Republican Senator Marco Rubio, a favorite of the Tea Party and a rising star in the GOP, admitted that his parents fled Cuba long before the rise of Fidel Castro. Previously, the Florida lawmakers had claimed that his family escaped Cuba just after Castro seized power in the island country, often describing himself as a “son of exiles.”

The Washington Post reported that an examination of immigration and citizenship documents revealed that Rubio’s parents came to the U.S. in May 1956, more than two-and-a-half years before Castro overthrew the Havana government and established a Communist state.

The credibility of Rubio, who was considered a potential 2010 Republican vice presidential candidate for his appeal to Hispanics, may now be in jeopardy.

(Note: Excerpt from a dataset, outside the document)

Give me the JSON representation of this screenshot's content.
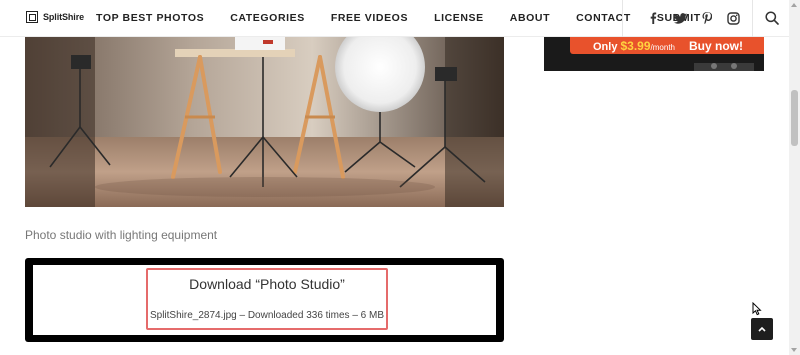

He had often used the narrative of his parents’ escape from Communism as a compelling theme in his public speeches. He had become the first Cuban to become speaker of the Florida House, prior to becoming U.S. Senator last year.

Rubio’s senate office confirmed that his parents entered the U.S. in 1956, but added that “while they were prepared to live here permanently, they always held out the hope and the option of returning to Cuba if things improved.” Rubio’s parents did indeed return to their island homeland a few times after Castro took over in order to “assess the situation with the hope of eventually moving back,” the office said.

In response to the gathering controversy, Rubio told reporters: “I’m going off the oral history of my family,” he said. “All of these documents and passports are not things that I carried around with me. [My parents] were from Cuba. They wanted to live in Cuba again. They tried to live in Cuba again, and the reality of what it was made that impossible.”

In a column for Politico.com, Rubio wrote: If The Washington Post wants to criticize me for getting a few dates wrong, I accept that, while adding that he did not do so for political gains.

He also said the Post made some outrageous allegations.

To call into question the central and defining event of my parents' young lives -- the fact that a brutal Communist dictator took control of their homeland and they were never able to return - is something I will not tolerate, he wrote.

He also denied that the gaffe in dates would hurt him with voters.

They voted for me because, as the son of immigrants, I know how special America really is, he added.

Speaking to the Miami Herald, Rubio defended himself yet again.
I didn’t lie about the date. I wasn’t aware of it,” he said.
“It’s irrelevant to the central narrative. The date doesn’t really add anything. It doesn’t embellish anything. The date is less relevant than the experience, the experience of people who came here to make a better life and who could never go back.”

However, Democrats have already started taking potshots at Rubio.

Matt Canter, a spokesman for the Democratic Senatorial Campaign Committee, said in a statement: “Marco Rubio has a chronic credibility problem. We know he’s a Tea Partier who wants to dismantle Medicare and cut Social Security, but the latest bombshell confirms that Rubio seriously struggles to tell the truth and can’t be trusted.”

George Gonzalez, a Cuban-American political science professor at the University of Miami, was also critical. He told the New York Times: “Every Cuban-American knows when their parents arrived and the circumstances under which they arrived. That’s part of the Cuban exile experience, the political and psychological trauma of it. So the idea that he was murky on those does not cut ice.”

He added: “To my father and grandparents, if you came before the [Castro] revolution, it puts you in a different category.”